The Book of Mormon Girl is a story about leaving behind the innocence of childhood belief and embracing the complications and heartbreaks that come to every adult life of faith. Joanna’s journey through her faith explores a side of the religion that is rarely put on display: its humanity, its tenderness, its humor, its internal struggles. In Joanna’s hands, the everyday experience of being a Mormon—without polygamy, without fundamentalism—unfolds in fascinating detail. With its revelations about a faith so often misunderstood and characterized by secrecy, The Book of Mormon Girl is a welcome advocate and necessary guide.
Reviews in the usual places (and an assortment of easily googleable online/Utah-locale papers , as well as a mention in next weeks New Yorker). Here's a bit from Kirkus:
A scholar of religion and culture struggles to integrate her strong religious beliefs with a deepening awareness of social injustice.
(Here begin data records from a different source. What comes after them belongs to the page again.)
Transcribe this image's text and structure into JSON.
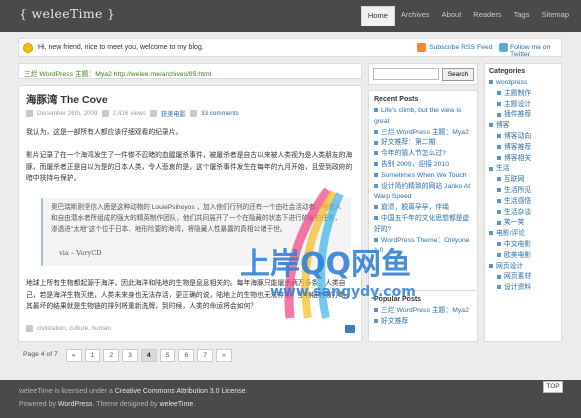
{
  "site": {
    "logo": "{ weleeTime }"
  },
  "nav": [
    "Home",
    "Archives",
    "About",
    "Readers",
    "Tags",
    "Sitemap"
  ],
  "notice": {
    "message": "Hi, new friend, nice to meet you, welcome to my blog.",
    "rss": "Subscribe RSS Feed",
    "twitter": "Follow me on Twitter"
  },
  "related": "三烂 WordPress 主题：Mya2 http://welee.me/archives/85.html",
  "post": {
    "title": "海豚湾 The Cove",
    "date": "December 26th, 2009",
    "views": "2,416 views",
    "category": "获美电影",
    "comments": "33 comments",
    "p1": "我认为，这是一部所有人都应该仔细观看的纪录片。",
    "p2": "影片记录了在一个海湾发生了一件惨不忍睹的血腥屠杀事件，被屠杀者是自古以来被人类视为是人类朋友的海豚，而屠杀者正是自以为是的日本人类，令人悲哀的是，这个屠杀事件发生在每年的九月开始，且受到政府的暗中扶持与保护。",
    "quote": "奥巴瑞斯则坚信入鹿是这种动物的 LouiePsihoyos ，加入他们行列的还有一个由社会活动者、电影人和自由潜水者所组成的强大的精英制作团队，他们共同展开了一个在隐藏的状态下进行的偷拍任务，渗透进\"太地\"这个位于日本、地形险要的海湾，将隐藏人性暴露的真相公诸于世。",
    "quote_attr": "via – VeryCD",
    "p3": "地球上所有生物都起源于海洋，因此海洋和陆地的生物是息息相关的。每年海豚只能屠杀两万多条，人类自己，若是海洋生物灭绝，人类未来身也无法存活，更正确的说，陆地上的生物也无法存活。生物链若被打断，其最坏的结果就是生物链的排列将重新洗牌，到时候，人类的命运将会如何？",
    "tags": "civilization, culture, human"
  },
  "pager": {
    "label": "Page 4 of 7",
    "pages": [
      "«",
      "1",
      "2",
      "3",
      "4",
      "5",
      "6",
      "7",
      "»"
    ],
    "current": "4"
  },
  "search": {
    "placeholder": "",
    "button": "Search"
  },
  "recent": {
    "title": "Recent Posts",
    "items": [
      "Life's climb, but the view is great",
      "三烂 WordPress 主题：Mya2",
      "好文推荐：第二期",
      "今年的猜人节怎么过?",
      "告别 2009，迎接 2010",
      "Sometimes When We Touch",
      "设计简约精致的网站 Janko At Warp Speed",
      "崩溃，脱离孕孕，伴绳",
      "中国五千年的文化思想都是虚好的?",
      "WordPress Theme：Onlyone 1.0"
    ]
  },
  "popular": {
    "title": "Popular Posts",
    "items": [
      "三烂 WordPress 主题：Mya2",
      "好文推荐"
    ]
  },
  "categories": {
    "title": "Categories",
    "items": [
      {
        "label": "wordpress",
        "sub": false
      },
      {
        "label": "主题制作",
        "sub": true
      },
      {
        "label": "主题设计",
        "sub": true
      },
      {
        "label": "插件推荐",
        "sub": true
      },
      {
        "label": "博客",
        "sub": false
      },
      {
        "label": "博客动向",
        "sub": true
      },
      {
        "label": "博客推荐",
        "sub": true
      },
      {
        "label": "博客相关",
        "sub": true
      },
      {
        "label": "生活",
        "sub": false
      },
      {
        "label": "互联网",
        "sub": true
      },
      {
        "label": "生活所见",
        "sub": true
      },
      {
        "label": "生活感悟",
        "sub": true
      },
      {
        "label": "生活杂谈",
        "sub": true
      },
      {
        "label": "笑一笑",
        "sub": true
      },
      {
        "label": "电影/评论",
        "sub": false
      },
      {
        "label": "中文电影",
        "sub": true
      },
      {
        "label": "欧美电影",
        "sub": true
      },
      {
        "label": "网页设计",
        "sub": false
      },
      {
        "label": "网页素材",
        "sub": true
      },
      {
        "label": "设计资料",
        "sub": true
      }
    ]
  },
  "footer": {
    "line1_a": "weleeTime",
    "line1_b": " is licensed under a ",
    "line1_link": "Creative Commons Attribution 3.0 License",
    "line1_c": ".",
    "line2_a": "Powered by ",
    "line2_wp": "WordPress",
    "line2_b": ". Theme designed by ",
    "line2_author": "weleeTime",
    "line2_c": "."
  },
  "top": "TOP",
  "watermark": {
    "line1": "上岸QQ网鱼",
    "line2": "www.sangydy.com"
  }
}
Brooks (American Lazarus: Religion and the Rise of African-American and Native American Literatures, 2003, etc.) evokes the close-knit joys and apocalyptic fears of growing up within the Mormon Church during the 1970s and ’80s..While the author also emphasizes the positive aspects of Mormonism, especially the industrious goodwill fostered by a long line of pioneer ancestors, she excels at portraying the complexities of doubt in the midst of faith...Feeling empty and patronized, she experienced disillusionment with the traditional Mormon view of sexuality but found refuge in the teachings of feminist professors at Brigham Young University. In the early ’90s, however, the church began a crackdown on dissidents, and several of these professors resigned; Brooks returned her BYU diploma in protest. She describes the decade after graduation as a time of exile when she felt estranged from her faith yet also worked toward a doctorate degree, married a Jewish man, and gave birth to two daughters. Eventually making her way back to the church on her own terms, she declares herself “an unorthodox Mormon woman with a fierce and hungry faith.”
This well-crafted examination of spiritual longing shows how one woman has carved out a niche inside the religion she loves despite its contradictions.